I would've taken more photos from our bus windows, but the rain and condensation (due to the decreasing temperatures outside) made all the pictures appear like this one.
The Sitou National Forest Recreational Area is in central Taiwan, and is monitored by National Taiwan University’s forestry department. As we left the freeway on the way to the town of Sitou, the highways became smaller, and soon we were climbing a narrow road up the mountains, over 1100 metres above sea level. We arrived at the Sitou Youth Activity Centre, a very nice area with cabins blending in among the trees, rivers, waterfalls, and fog that gives the area its mysterious atmosphere.
Our cabins. Despite being in a forest up in the mountains,
this centre was probably one of the nicest places we've stayed in the entire Down South Trip.
Our rooms.
We were greeted with the message that a tree had fallen over earlier today, taking the power line down with it.

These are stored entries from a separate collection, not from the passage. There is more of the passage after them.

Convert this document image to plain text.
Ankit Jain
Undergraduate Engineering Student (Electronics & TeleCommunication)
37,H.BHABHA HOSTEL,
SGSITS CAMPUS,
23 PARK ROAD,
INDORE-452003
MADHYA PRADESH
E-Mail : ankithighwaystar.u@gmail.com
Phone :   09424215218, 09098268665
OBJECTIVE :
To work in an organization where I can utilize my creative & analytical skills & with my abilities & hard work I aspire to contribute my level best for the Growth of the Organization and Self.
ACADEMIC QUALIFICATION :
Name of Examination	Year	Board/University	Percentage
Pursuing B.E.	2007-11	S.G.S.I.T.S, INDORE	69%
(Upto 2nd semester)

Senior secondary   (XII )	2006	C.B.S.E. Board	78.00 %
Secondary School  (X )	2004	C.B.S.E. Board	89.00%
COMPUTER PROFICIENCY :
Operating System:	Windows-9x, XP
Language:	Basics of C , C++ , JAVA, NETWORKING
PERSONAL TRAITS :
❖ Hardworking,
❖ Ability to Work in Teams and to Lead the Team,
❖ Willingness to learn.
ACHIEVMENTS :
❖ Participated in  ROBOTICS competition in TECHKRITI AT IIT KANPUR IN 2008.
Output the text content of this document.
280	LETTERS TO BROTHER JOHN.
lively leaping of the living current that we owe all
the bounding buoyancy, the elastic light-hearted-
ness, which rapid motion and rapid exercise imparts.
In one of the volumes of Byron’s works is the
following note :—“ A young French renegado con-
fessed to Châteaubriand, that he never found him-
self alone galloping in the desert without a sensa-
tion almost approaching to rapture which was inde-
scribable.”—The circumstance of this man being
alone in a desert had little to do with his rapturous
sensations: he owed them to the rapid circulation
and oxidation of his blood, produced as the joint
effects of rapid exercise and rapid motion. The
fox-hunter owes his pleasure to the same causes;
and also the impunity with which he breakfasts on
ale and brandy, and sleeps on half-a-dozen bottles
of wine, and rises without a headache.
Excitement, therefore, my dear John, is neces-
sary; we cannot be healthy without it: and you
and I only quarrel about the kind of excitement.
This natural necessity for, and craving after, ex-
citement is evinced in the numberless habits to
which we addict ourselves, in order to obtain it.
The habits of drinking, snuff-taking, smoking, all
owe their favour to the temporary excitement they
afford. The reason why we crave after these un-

No lights, no hot water, no computers, no charging camera batteries. Even the vending machines didn't work for those who wanted a drink. Of course, at four-thirty in the afternoon (we got there early because we skipped Anping), the sun is still up, although the heavy fog kept the light dim. We walked around the area, its nature beautiful, the air fresh, and the temperature cool – no higher than 20 degrees Celcius.

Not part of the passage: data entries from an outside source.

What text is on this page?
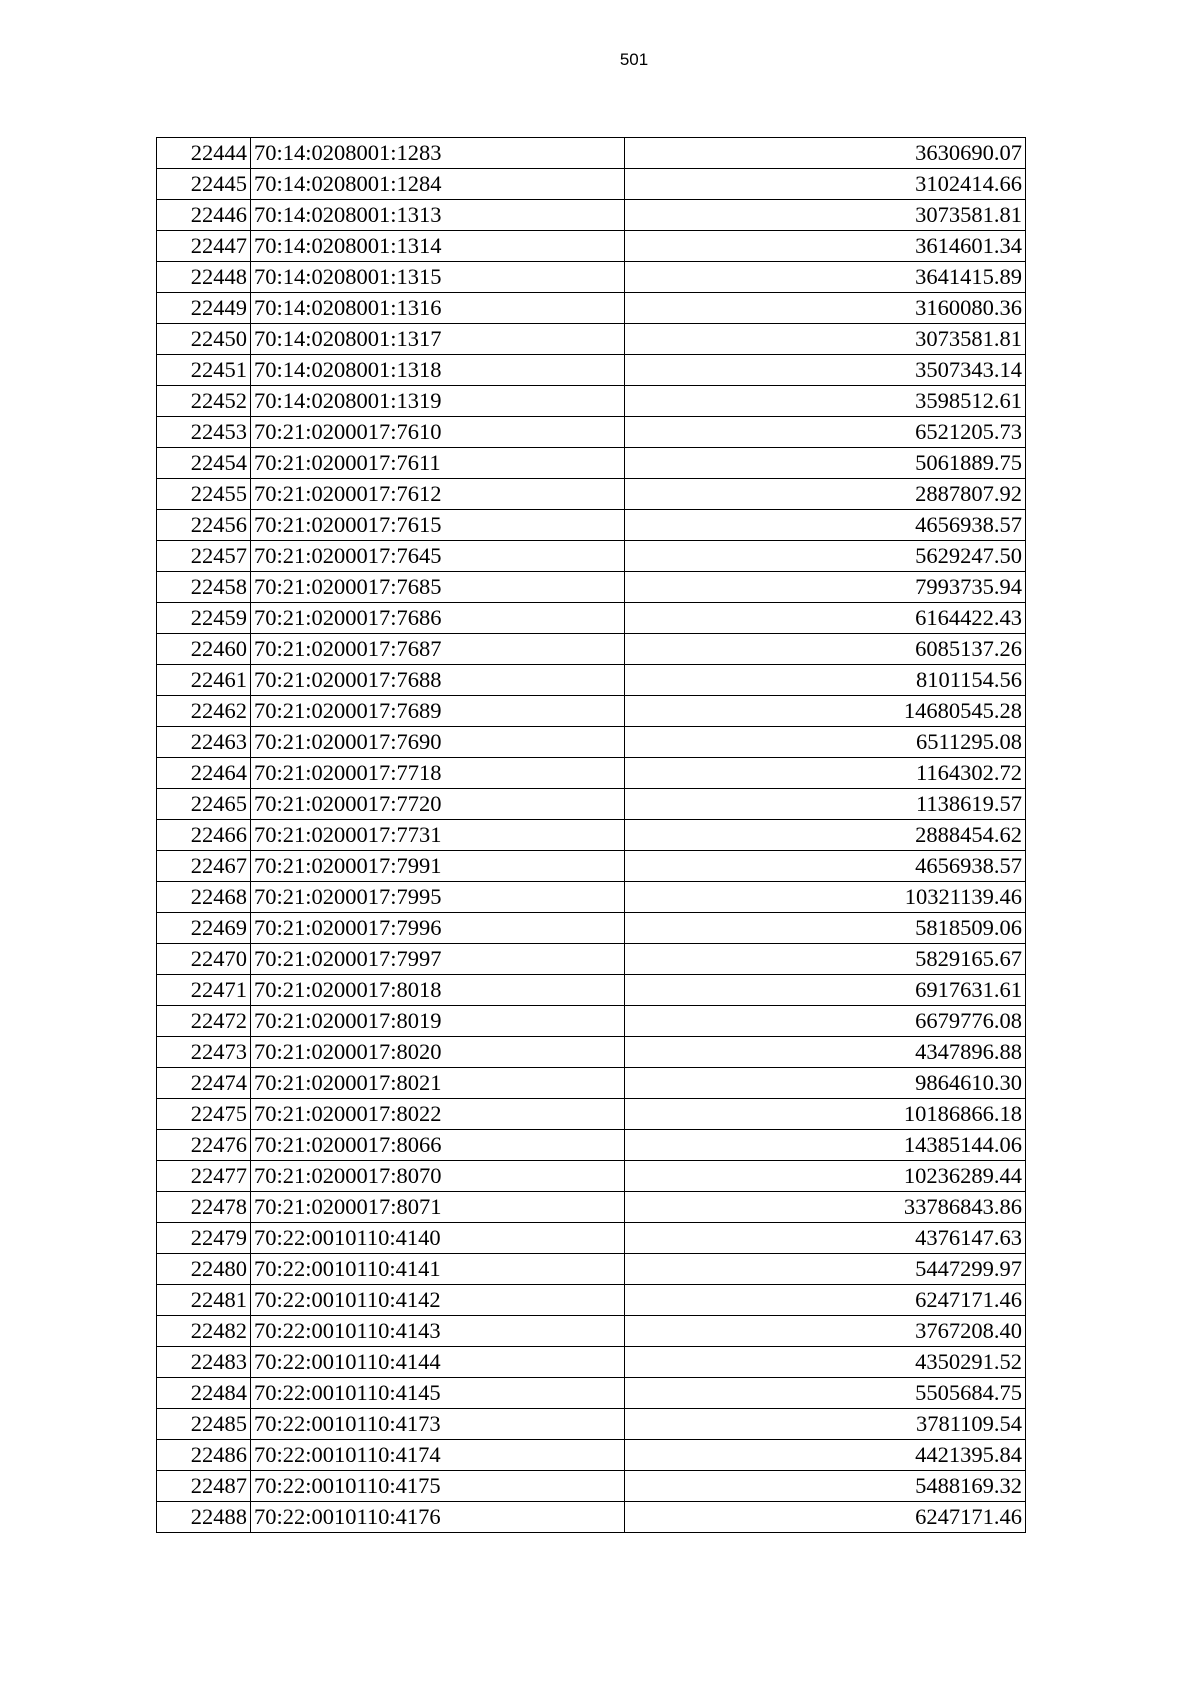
501
22444	70:14:0208001:1283	3630690.07
22445	70:14:0208001:1284	3102414.66
22446	70:14:0208001:1313	3073581.81
22447	70:14:0208001:1314	3614601.34
22448	70:14:0208001:1315	3641415.89
22449	70:14:0208001:1316	3160080.36
22450	70:14:0208001:1317	3073581.81
22451	70:14:0208001:1318	3507343.14
22452	70:14:0208001:1319	3598512.61
22453	70:21:0200017:7610	6521205.73
22454	70:21:0200017:7611	5061889.75
22455	70:21:0200017:7612	2887807.92
22456	70:21:0200017:7615	4656938.57
22457	70:21:0200017:7645	5629247.50
22458	70:21:0200017:7685	7993735.94
22459	70:21:0200017:7686	6164422.43
22460	70:21:0200017:7687	6085137.26
22461	70:21:0200017:7688	8101154.56
22462	70:21:0200017:7689	14680545.28
22463	70:21:0200017:7690	6511295.08
22464	70:21:0200017:7718	1164302.72
22465	70:21:0200017:7720	1138619.57
22466	70:21:0200017:7731	2888454.62
22467	70:21:0200017:7991	4656938.57
22468	70:21:0200017:7995	10321139.46
22469	70:21:0200017:7996	5818509.06
22470	70:21:0200017:7997	5829165.67
22471	70:21:0200017:8018	6917631.61
22472	70:21:0200017:8019	6679776.08
22473	70:21:0200017:8020	4347896.88
22474	70:21:0200017:8021	9864610.30
22475	70:21:0200017:8022	10186866.18
22476	70:21:0200017:8066	14385144.06
22477	70:21:0200017:8070	10236289.44
22478	70:21:0200017:8071	33786843.86
22479	70:22:0010110:4140	4376147.63
22480	70:22:0010110:4141	5447299.97
22481	70:22:0010110:4142	6247171.46
22482	70:22:0010110:4143	3767208.40
22483	70:22:0010110:4144	4350291.52
22484	70:22:0010110:4145	5505684.75
22485	70:22:0010110:4173	3781109.54
22486	70:22:0010110:4174	4421395.84
22487	70:22:0010110:4175	5488169.32
22488	70:22:0010110:4176	6247171.46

We had dinner at six, in relative darkness with just a bit of sunlight making it through the windows on the door; we could make out the shape of the food, but we weren’t always sure what the food was until we ate some. The overall experience reminded me of those pitch black restaurants that intend to allow its costumers to fully savour their food by eating in the dark, though I still don’t really see its appeal.
Picture taken during dinner time. Without flash.
After dinner, we had a bus meeting to discuss our group performance for the talent show coming up in a few days. Discussions ended up mixing a lot of ideas, including dance and song, some acting, a fight scene, a wedding, etc. I’m up with the scripting team, so we’ll see how it goes. Anyways, halfway through the meeting, lights turned on, which everyone replied to with applause.
Glad that the power was back, though partially still wanting to see how a night would go without electricity, we (well, at least me) returned to our rooms at around nine. The Sitou Youth Activity Centre is relatively far from the main street of Sitou, which is small to start with. For the first time, we did not have a 7-11 within walking distance - or any other shop. Thus, today was not the day to venture out, so we spent the night hanging out and watching TV. Also, there was no internet (though not a big problem) – explaining why this post is late.